Un an après le rétablissement des sanctions envers l’Iran, les États-Unis continuent de durcir leur politique d’étouffement économique en décidant de ne pas renouveler les exemptions d’importation du pétrole iranien. Huit États en bénéficiaient depuis le mois de novembre 2018.
Des exemptions accordées en novembre 2018
Le 8 mai 2018, Donald Trump annonçait sortir les États-Unis de l’accord sur le nucléaire iranien signé sous l’administration Obama, et déclarait vouloir imposer contre l’Iran les sanctions « les plus dures de l’histoire ». Parmi les mesures prises, l’embargo contre les exportations de pétrole a forcé de nombreux groupes étrangers à abandonner leurs projets, à l’image de Total. Ce coup d’arrêt porté à un commerce d’hydrocarbures vital pour Téhéran continue de priver le pays d’une importante manne financière.
Cependant, la demande mondiale en pétrole ne cesse de croître. Les quatre millions de barils produits quotidiennement par l’Iran qui ne sont plus exportables créent un vide que l’augmentation de la production saoudienne peine à combler.
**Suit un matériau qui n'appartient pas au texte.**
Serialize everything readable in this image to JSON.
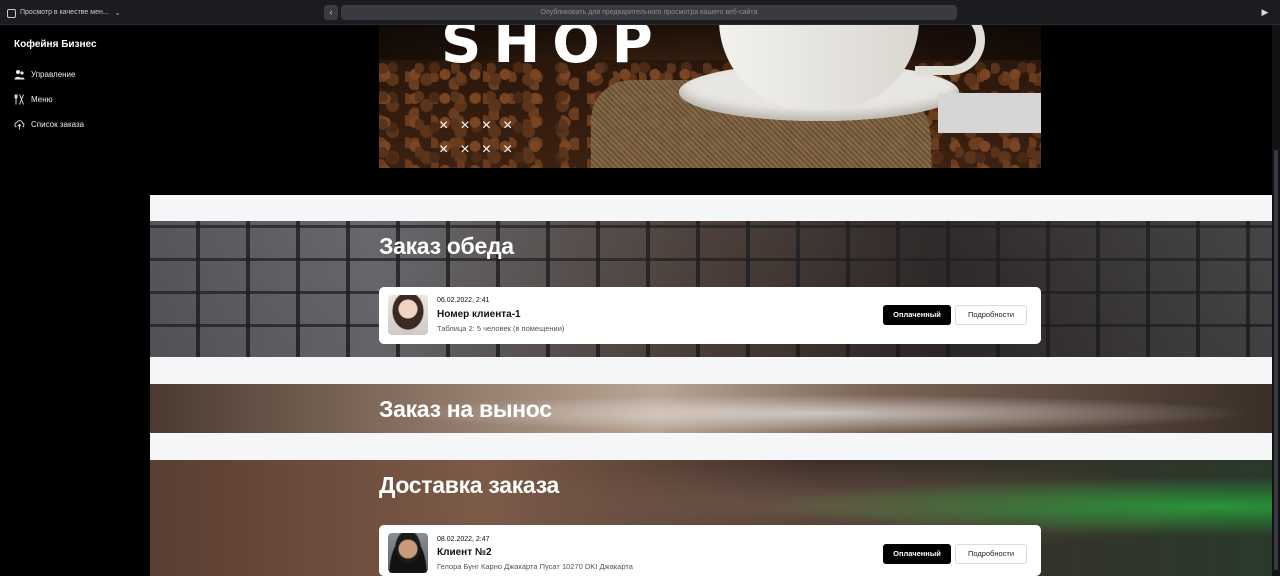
{
  "topbar": {
    "preview_label": "Просмотр в качестве мен...",
    "url_placeholder": "Опубликовать для предварительного просмотра вашего веб-сайта"
  },
  "sidebar": {
    "brand": "Кофейня Бизнес",
    "items": [
      {
        "label": "Управление",
        "icon": "people-icon"
      },
      {
        "label": "Меню",
        "icon": "utensils-icon"
      },
      {
        "label": "Список заказа",
        "icon": "cloud-upload-icon"
      }
    ]
  },
  "hero": {
    "word": "SHOP",
    "crosses_row1": "××××",
    "crosses_row2": "××××"
  },
  "sections": {
    "lunch": {
      "title": "Заказ обеда",
      "order": {
        "timestamp": "06.02.2022, 2:41",
        "name": "Номер клиента-1",
        "description": "Таблица 2: 5 человек (в помещении)",
        "status": "Оплаченный",
        "details": "Подробности"
      }
    },
    "takeaway": {
      "title": "Заказ на вынос"
    },
    "delivery": {
      "title": "Доставка заказа",
      "order": {
        "timestamp": "08.02.2022, 2:47",
        "name": "Клиент №2",
        "description": "Гелора Бунг Карно Джакарта Пусат 10270 DKI Джакарта",
        "status": "Оплаченный",
        "details": "Подробности"
      }
    }
  },
  "colors": {
    "sidebar_bg": "#000000",
    "band_bg": "#f4f6f8",
    "primary_button": "#000000"
  }
}
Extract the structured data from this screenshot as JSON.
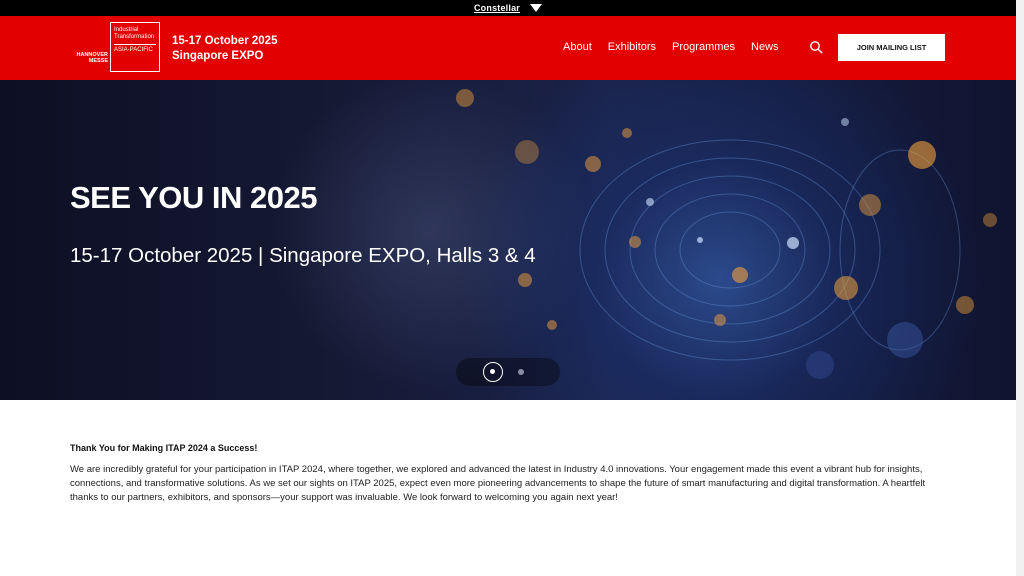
{
  "topbar": {
    "brand": "Constellar"
  },
  "logo": {
    "left_lines": [
      "HANNOVER",
      "MESSE"
    ],
    "box_lines": [
      "Industrial",
      "Transformation"
    ],
    "box_sub": "ASIA-PACIFIC"
  },
  "header": {
    "date_line": "15-17 October 2025",
    "venue_line": "Singapore EXPO"
  },
  "nav": {
    "items": [
      "About",
      "Exhibitors",
      "Programmes",
      "News"
    ]
  },
  "cta": {
    "label": "JOIN MAILING LIST"
  },
  "hero": {
    "title": "SEE YOU IN 2025",
    "subtitle": "15-17 October 2025 | Singapore EXPO, Halls 3 & 4",
    "slides_total": 2,
    "active_slide": 1
  },
  "content": {
    "heading": "Thank You for Making ITAP 2024 a Success!",
    "body": "We are incredibly grateful for your participation in ITAP 2024, where together, we explored and advanced the latest in Industry 4.0 innovations. Your engagement made this event a vibrant hub for insights, connections, and transformative solutions. As we set our sights on ITAP 2025, expect even more pioneering advancements to shape the future of smart manufacturing and digital transformation. A heartfelt thanks to our partners, exhibitors, and sponsors—your support was invaluable. We look forward to welcoming you again next year!"
  },
  "colors": {
    "brand_red": "#e20000",
    "topbar": "#000000"
  }
}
La demande croissant et l’offre se réduisant, les difficultés liées à une flambée du prix du baril étaient à craindre.
Début novembre 2018, Steven Mnuchin, secrétaire au Trésor américain, annonçait que huit États seraient autorisés à de nouveau importer du pétrole iranien pour une durée de six mois. Ces exemptions concernaient la Chine, l’Inde, la Turquie, le Japon, la Corée du Sud, Taïwan, l’Italie et la Grèce.
Questionné par Les Échos, Pierre Pahlavi, professeur au collège d’État-major des forces canadiennes, interprétait le fait « d’inclure [la Chine] dans le groupe des pays exemptés » comme « un moyen de la garder à l’œil ». Par ailleurs, la présence de deux pays européens, l’Italie et la Grèce, qui s’étaient prononcés en faveur du maintien de l’accord sur le nucléaire pouvait surprendre.
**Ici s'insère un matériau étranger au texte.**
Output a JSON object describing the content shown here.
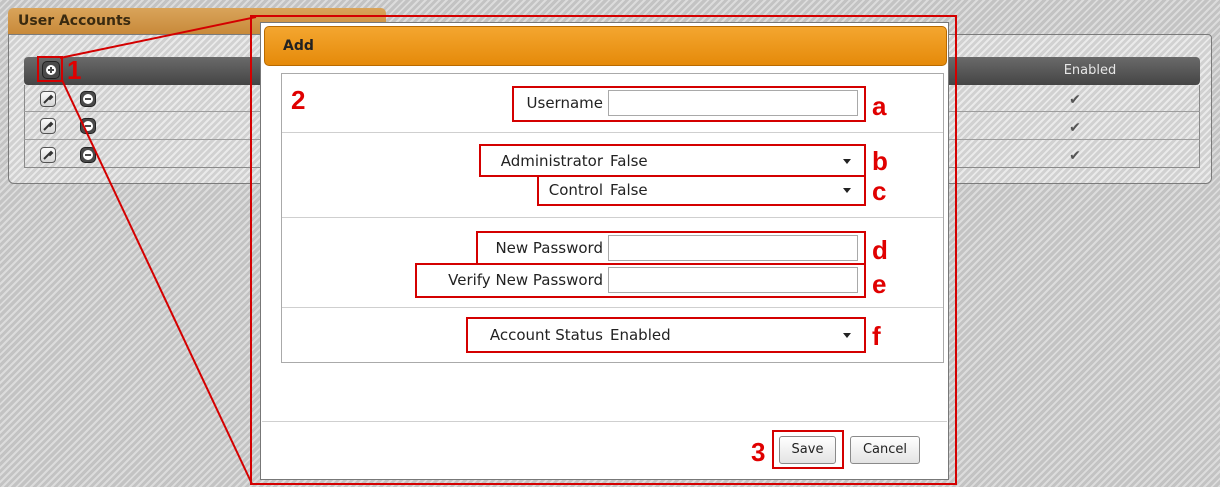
{
  "panel": {
    "title": "User Accounts",
    "column_enabled": "Enabled",
    "rows": [
      {
        "enabled_mark": "✔"
      },
      {
        "enabled_mark": "✔"
      },
      {
        "enabled_mark": "✔"
      }
    ]
  },
  "dialog": {
    "title": "Add",
    "fields": {
      "username_label": "Username",
      "username_value": "",
      "administrator_label": "Administrator",
      "administrator_value": "False",
      "control_label": "Control",
      "control_value": "False",
      "new_password_label": "New Password",
      "new_password_value": "",
      "verify_password_label": "Verify New Password",
      "verify_password_value": "",
      "account_status_label": "Account Status",
      "account_status_value": "Enabled"
    },
    "buttons": {
      "save": "Save",
      "cancel": "Cancel"
    }
  },
  "callouts": {
    "n1": "1",
    "n2": "2",
    "n3": "3",
    "a": "a",
    "b": "b",
    "c": "c",
    "d": "d",
    "e": "e",
    "f": "f"
  },
  "colors": {
    "accent_orange": "#e8900f",
    "callout_red": "#d40000"
  },
  "icons": [
    "add-icon",
    "wrench-icon",
    "remove-icon",
    "checkmark-icon",
    "dropdown-caret-icon"
  ]
}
Une décision vivement contestée
L’administration Trump a donc mis fin à ces exemptions en début de semaine dernière. Mike Pompeo expliquait ainsi : « le but de l’opération reste simple : priver le régime des fonds qu’il a utilisés pour déstabiliser le Proche-Orient depuis quarante ans et pousser l’Iran à se comporter comme un pays normal ». Les États exempts s’exposeront donc à d’éventuelles sanctions de la part des États-Unis s’ils persistent à importer du pétrole iranien au-delà du 1er mai.
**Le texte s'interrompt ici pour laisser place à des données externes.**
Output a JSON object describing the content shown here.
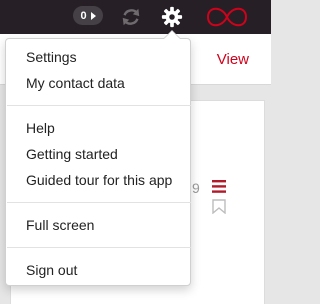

C’est une décision capitale pour ces pays qui devront soit faire face à la justice américaine, soit trouver rapidement des alternatives. Les importateurs asiatiques, notamment chinois et turcs, qui placent dans les hydrocarbures iraniens un besoin énergétique vital, pourraient être tentés de choisir la première option. Mevlut Cavusoglu, ministre turc des Affaires étrangères, déclarait « ne pas accepter ces sanctions unilatérales ». Le même discours émanait du côté de la diplomatie chinoise, déclarant « s’opposer aux sanctions unilatérales imposées par les États-Unis ». Et le premier client de l’Iran d’ajouter : « notre coopération avec l’Iran est ouverte, transparente, légale et légitime. Notre gouvernement est déterminé à défendre les droits et intérêts légitimes des entreprises chinoises et à jouer un rôle constructif dans le maintien de la stabilité du marché mondial de l’énergie ».
Téhéran a vivement contesté cette décision, jugée « illégale » à l’image de l’ensemble des sanctions américaines. Vladimir Poutine, quant à lui, après avoir fait part de sa volonté de voir l’Iran autorisé à exporter son pétrole en toute liberté, a confirmé que la production de pétrole russe ne sera pas augmentée en vertu d’accords avec l’OPEP (Organization of Petroleum Exporting Countries) qui prendront fin en juillet 2019. Un son de cloche similaire à celui de Riyad qui ne compte pas augmenter sa production dans l’immédiat.